In March 2010, a Council of Europe report8 concluded that the H1N1 virus was known to be mild well before the WHO issued the pandemic “declaration” and expressed concern about the influence of powerful pharmaceutical companies over decision-making at the agency. A draft of the WHO’s response was released in March 2011.9 It calls for more “transparency” but concludes that “no critic of WHO has produced any direct evidence of commercial influence on decision-making.” Unfortunately, the response does not account for the billions of dollars lost in the panic or for the lives that may have been put at risk by the agency’s hasty medical recommendations…
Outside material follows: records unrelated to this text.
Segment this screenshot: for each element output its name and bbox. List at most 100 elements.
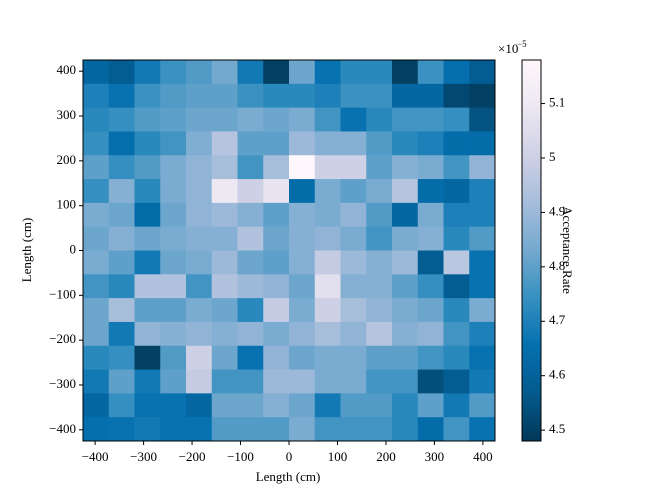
colorbar-exponent: −5 [517, 39, 527, 49]
heatmap-cell [211, 393, 238, 418]
heatmap-cell [366, 369, 393, 394]
heatmap-cell [366, 179, 393, 204]
heatmap-cell [263, 417, 290, 442]
heatmap-cell [314, 60, 341, 85]
heatmap-cell [443, 393, 470, 418]
heatmap-cell [443, 321, 470, 347]
heatmap-cell [417, 179, 444, 204]
heatmap-cell [392, 155, 419, 180]
heatmap-cell [263, 226, 290, 251]
heatmap-cell [392, 226, 419, 251]
heatmap-cell [211, 226, 238, 251]
heatmap-cell [211, 345, 238, 371]
heatmap-cell [469, 83, 496, 109]
y-tick-label: 400 [57, 62, 77, 77]
heatmap-cell [237, 321, 264, 347]
heatmap-cell [469, 179, 496, 204]
heatmap-cell [134, 250, 161, 275]
colorbar-label: Acceptance Rate [560, 206, 575, 294]
heatmap-cell [392, 417, 419, 442]
heatmap-cell [366, 321, 393, 347]
heatmap-cell [263, 298, 290, 323]
heatmap-cell [469, 107, 496, 132]
heatmap-cell [263, 202, 290, 228]
heatmap-cell [469, 202, 496, 228]
heatmap-cell [289, 417, 316, 442]
heatmap-cell [263, 369, 290, 394]
heatmap-cell [186, 274, 213, 299]
y-tick-label: 200 [57, 152, 77, 167]
heatmap-cell [237, 83, 264, 109]
heatmap-cell [417, 202, 444, 228]
heatmap-cell [83, 274, 110, 299]
heatmap-cell [469, 155, 496, 180]
heatmap-cell [417, 369, 444, 394]
y-axis-label: Length (cm) [19, 218, 34, 283]
heatmap-cell [366, 226, 393, 251]
heatmap-cell [134, 107, 161, 132]
heatmap-cell [83, 345, 110, 371]
colorbar-tick-label: 4.8 [549, 258, 565, 273]
colorbar-tick-label: 4.7 [549, 312, 566, 327]
heatmap-cell [314, 202, 341, 228]
heatmap-cell [289, 202, 316, 228]
heatmap-cell [417, 60, 444, 85]
heatmap-cell [417, 417, 444, 442]
heatmap-cell [83, 202, 110, 228]
heatmap-cell [366, 131, 393, 156]
colorbar-tick-label: 4.5 [549, 421, 565, 436]
heatmap-cell [417, 83, 444, 109]
heatmap-cell [392, 393, 419, 418]
heatmap-cell [340, 131, 367, 156]
heatmap-cell [340, 155, 367, 180]
heatmap-cell [160, 274, 187, 299]
heatmap-cell [160, 417, 187, 442]
heatmap-cell [134, 393, 161, 418]
heatmap-cell [134, 226, 161, 251]
heatmap-cell [83, 321, 110, 347]
x-axis-label: Length (cm) [256, 469, 321, 484]
y-tick-label: −100 [49, 286, 76, 301]
heatmap-cell [83, 226, 110, 251]
heatmap-cell [237, 202, 264, 228]
heatmap-cell [134, 369, 161, 394]
heatmap-cell [340, 298, 367, 323]
heatmap-cell [134, 155, 161, 180]
colorbar [521, 59, 542, 442]
heatmap-cell [340, 202, 367, 228]
heatmap-cell [134, 274, 161, 299]
heatmap-cell [417, 298, 444, 323]
heatmap-cell [108, 155, 135, 180]
heatmap-cell [366, 393, 393, 418]
heatmap-cell [289, 369, 316, 394]
heatmap-cell [263, 345, 290, 371]
heatmap-cell [186, 369, 213, 394]
heatmap-cell [211, 131, 238, 156]
heatmap-cell [186, 60, 213, 85]
heatmap-cell [469, 369, 496, 394]
heatmap-cell [108, 202, 135, 228]
heatmap-cell [211, 179, 238, 204]
heatmap-cell [289, 226, 316, 251]
y-tick-label: −400 [49, 421, 76, 436]
heatmap-cell [289, 298, 316, 323]
heatmap-cell [186, 83, 213, 109]
heatmap-cell [108, 321, 135, 347]
heatmap-cell [289, 274, 316, 299]
x-tick-label: −100 [227, 449, 254, 464]
heatmap-cell [366, 417, 393, 442]
heatmap-cell [314, 345, 341, 371]
y-tick-label: 300 [57, 107, 77, 122]
heatmap-cell [443, 298, 470, 323]
colorbar-tick-label: 5 [549, 149, 556, 164]
heatmap-cell [417, 107, 444, 132]
heatmap-cell [186, 131, 213, 156]
heatmap-cell [83, 417, 110, 442]
heatmap-cell [237, 226, 264, 251]
heatmap-cell [443, 226, 470, 251]
heatmap-cell [392, 131, 419, 156]
heatmap-cell [211, 155, 238, 180]
heatmap-cell [211, 321, 238, 347]
heatmap-cell [237, 179, 264, 204]
heatmap-cell [314, 250, 341, 275]
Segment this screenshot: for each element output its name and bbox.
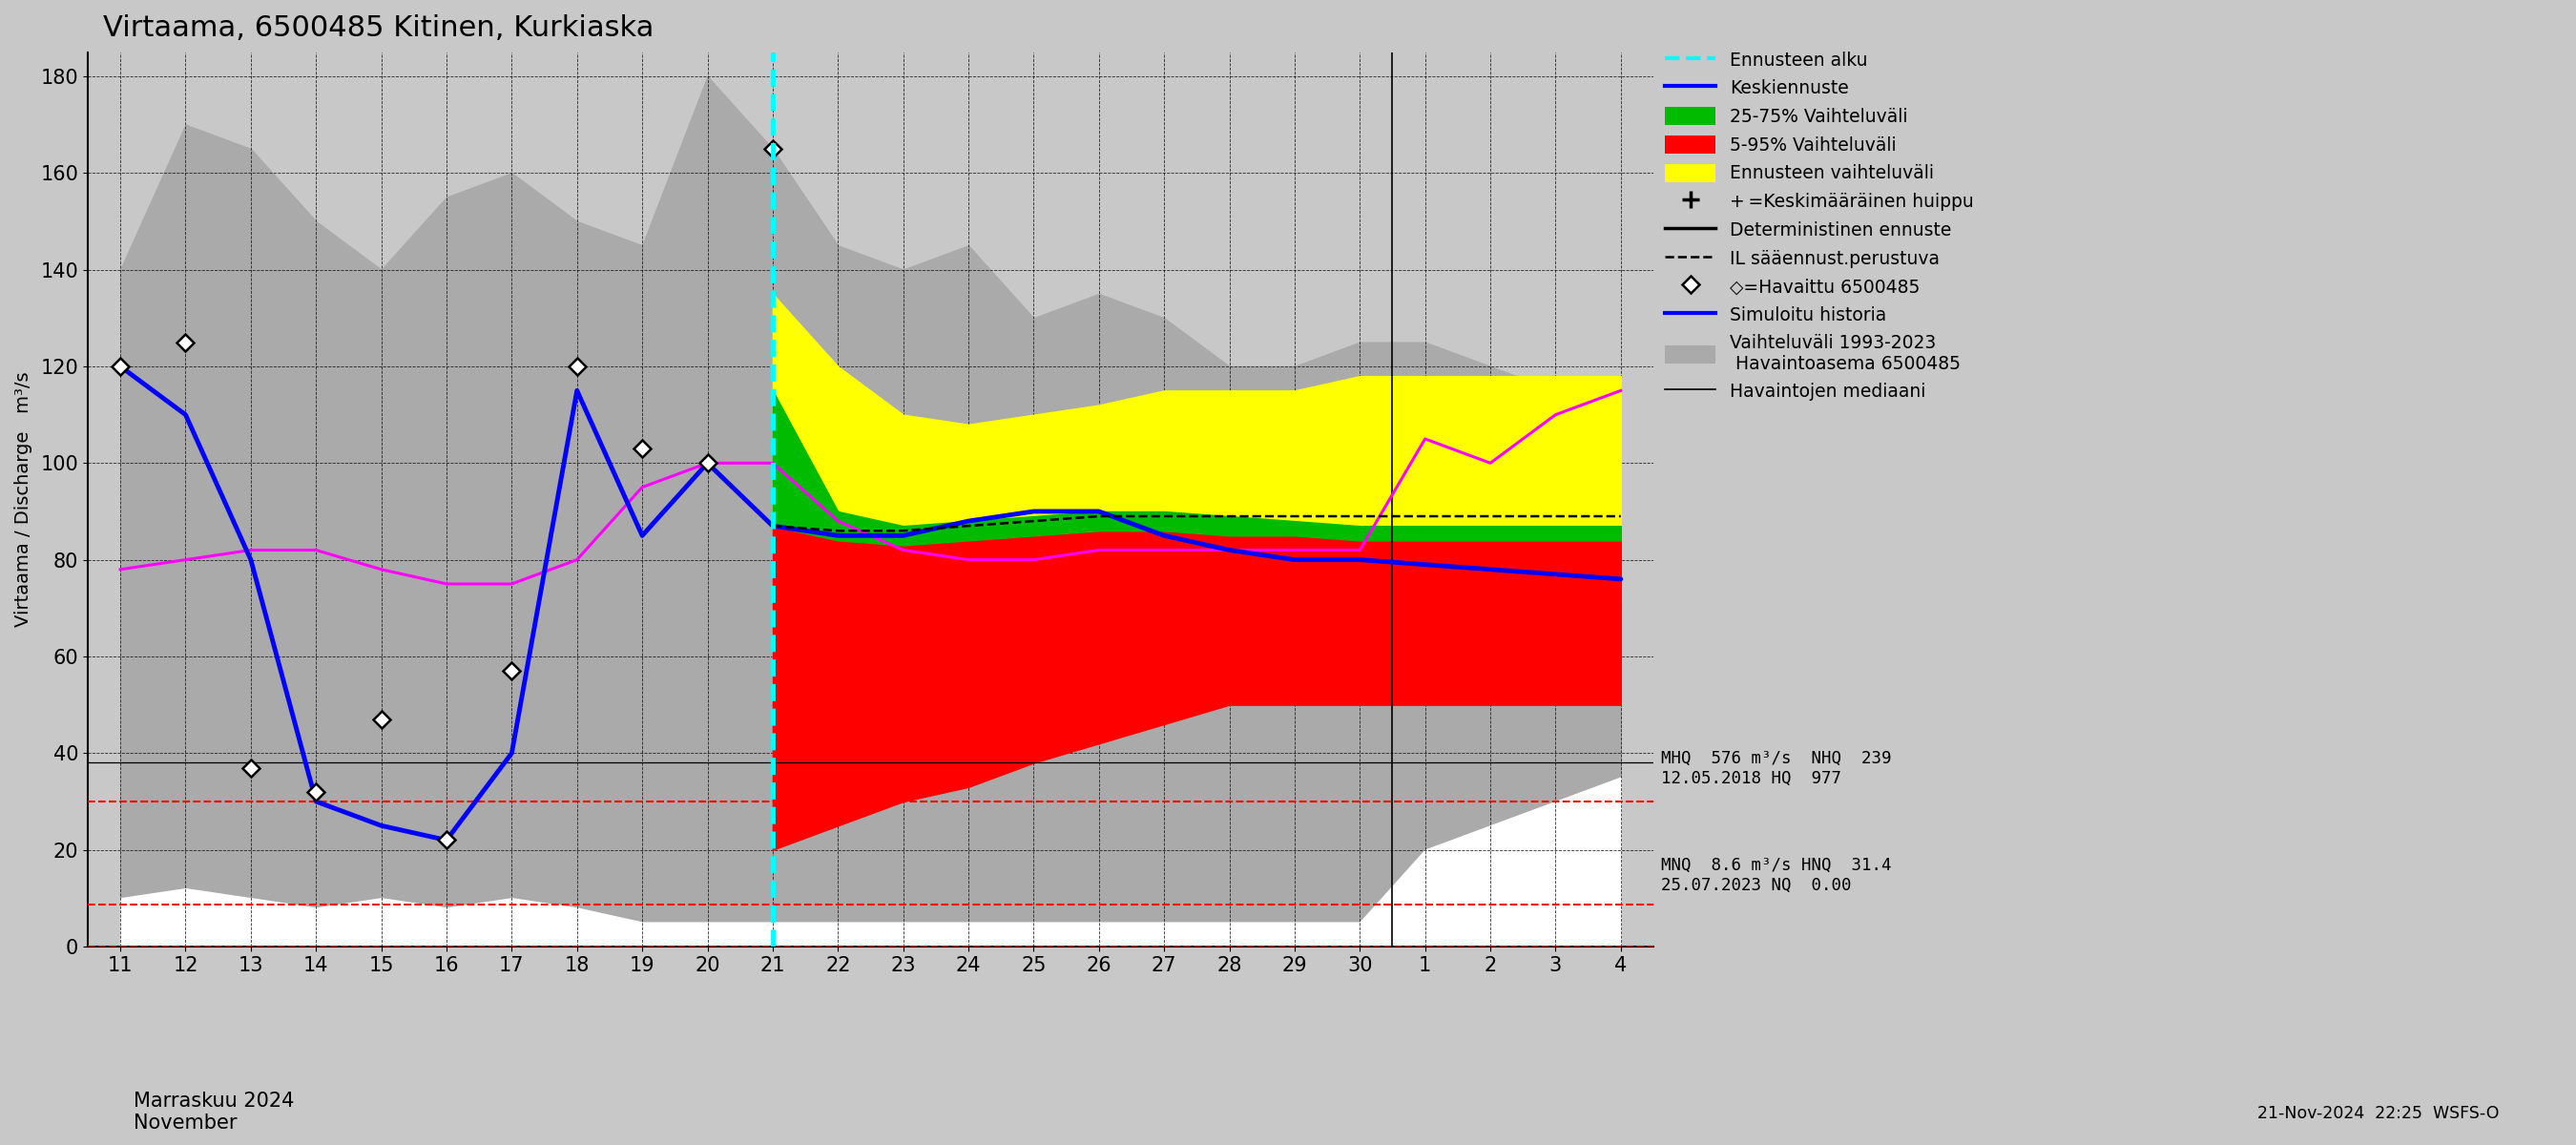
Text: MHQ  576 m³/s  NHQ  239
12.05.2018 HQ  977: MHQ 576 m³/s NHQ 239 12.05.2018 HQ 977 xyxy=(1662,750,1891,787)
Y-axis label: Virtaama / Discharge   m³/s: Virtaama / Discharge m³/s xyxy=(15,372,33,627)
Text: Virtaama, 6500485 Kitinen, Kurkiaska: Virtaama, 6500485 Kitinen, Kurkiaska xyxy=(103,14,654,42)
Text: MNQ  8.6 m³/s HNQ  31.4
25.07.2023 NQ  0.00: MNQ 8.6 m³/s HNQ 31.4 25.07.2023 NQ 0.00 xyxy=(1662,858,1891,894)
Text: 21-Nov-2024  22:25  WSFS-O: 21-Nov-2024 22:25 WSFS-O xyxy=(2257,1105,2499,1122)
Text: Marraskuu 2024
November: Marraskuu 2024 November xyxy=(134,1091,294,1132)
Legend: Ennusteen alku, Keskiennuste, 25-75% Vaihteluväli, 5-95% Vaihteluväli, Ennusteen: Ennusteen alku, Keskiennuste, 25-75% Vai… xyxy=(1659,44,1981,409)
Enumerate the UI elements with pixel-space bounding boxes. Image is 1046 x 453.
GlaxoSmithKline’s diabetes drug Avandia was linked to thousands of heart attacks, and earlier in the decade, the company’s antidepressant Paxil was discovered to exacerbate the risk of suicide in young people. Merck’s painkiller Vioxx was also linked to thousands of heart disease deaths. In each case, the scientific literature gave little hint of these dangers. The companies have agreed to pay settlements in class action lawsuits amounting to far less than the profits the drugs earned on the market.54 These precedents could be creating incentives for reduced vigilance concerning the side effects of prescription drugs in general….
Forcing drug companies to make all their original data available to all independent researchers would achieve much the same thing, and cost absolutely nothing. Legislators and the public should demand both of these reforms without delay.